Instinct and raw application got Tipperary over the line against Wexford and back into the biggest day of them all – the day when every young hurler wants to be parading behind the Artane Boys Band. Few get the privilege, and Noel is conscious of that.
“It is the biggest game of them all and it is why you do all the training and what you dream of. We all want to play on the biggest possible stage and we are lucky to play for Tipperary. But, we want to make the most of it because you never know what will happen – you might not ever get another chance,” he says.
That illness mentioned early, rocked Noel for six. But, it also steeled him and made him appreciate a lot. He appreciates being able to get out of bed and hurl. He appreciates his great friends in Loughmore Castleiney and further afield. The appreciates his wonderful family, all of whom are steeped in the lore and love of gaelic games. And, he appreciates the fact that he is getting another All-Ireland Final to experience and enjoy.
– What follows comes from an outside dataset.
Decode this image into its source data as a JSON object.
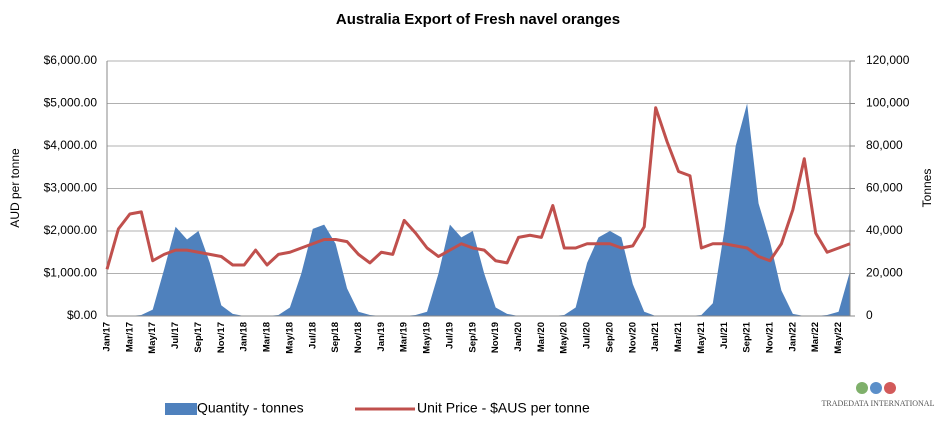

“I always loved playing hurling, be it for my club Loughmore Castleiney, or for Tipperary. After the illness it probably changed a bit for me. You are probably a bit more carefree about winning and losing, but the desire and ambition is still there and is still the same. We have been knocking on the door since I came on the scene and we have had great days, but a lot of disappointments too. You try to enjoy the good days as best you can and my best advice to the younger lads on the squad going into a big game, would be to enjoy these days. You might like to treat these days like any other, but it is not any other – it is an All-Ireland Final and it is nothing like any other day,” he says.
Noel speaks of the bond he shares with the players – especially those with whom he has soldiered since he burst into the scene in 2009, under Liam Sheedy. He speaks in reverent tones about the Bainisteoir too – a man he describes as being an unbelievable motivator.
“He brings a massive energy to the whole thing and he is a man who really knows his hurling. He is great to motivate players and he has a really good way with people, which is very important in the context of having a big panel,” he says.
As for Kilkenny? Well, Noel has hurted at their hands more than any other opposition, but he carries huge respect for the Cats, Brian Cody and what they have stood for and achieved. He is relishing the chance of taking them on again in the final and can't wait for Sunday to come round.
“You will play anyone for the chance to win an All-Ireland Final, but in my case it has always been Kilkenny. They have caused every other team in the country to raise the bar over the last fifteen years and All-Ireland Final day just seems to bring out the best in them and in us. We bring out the best in each other and you always want to play against the best teams – next Sunday will be no different and we are just so looking forward to it now,” Noel says.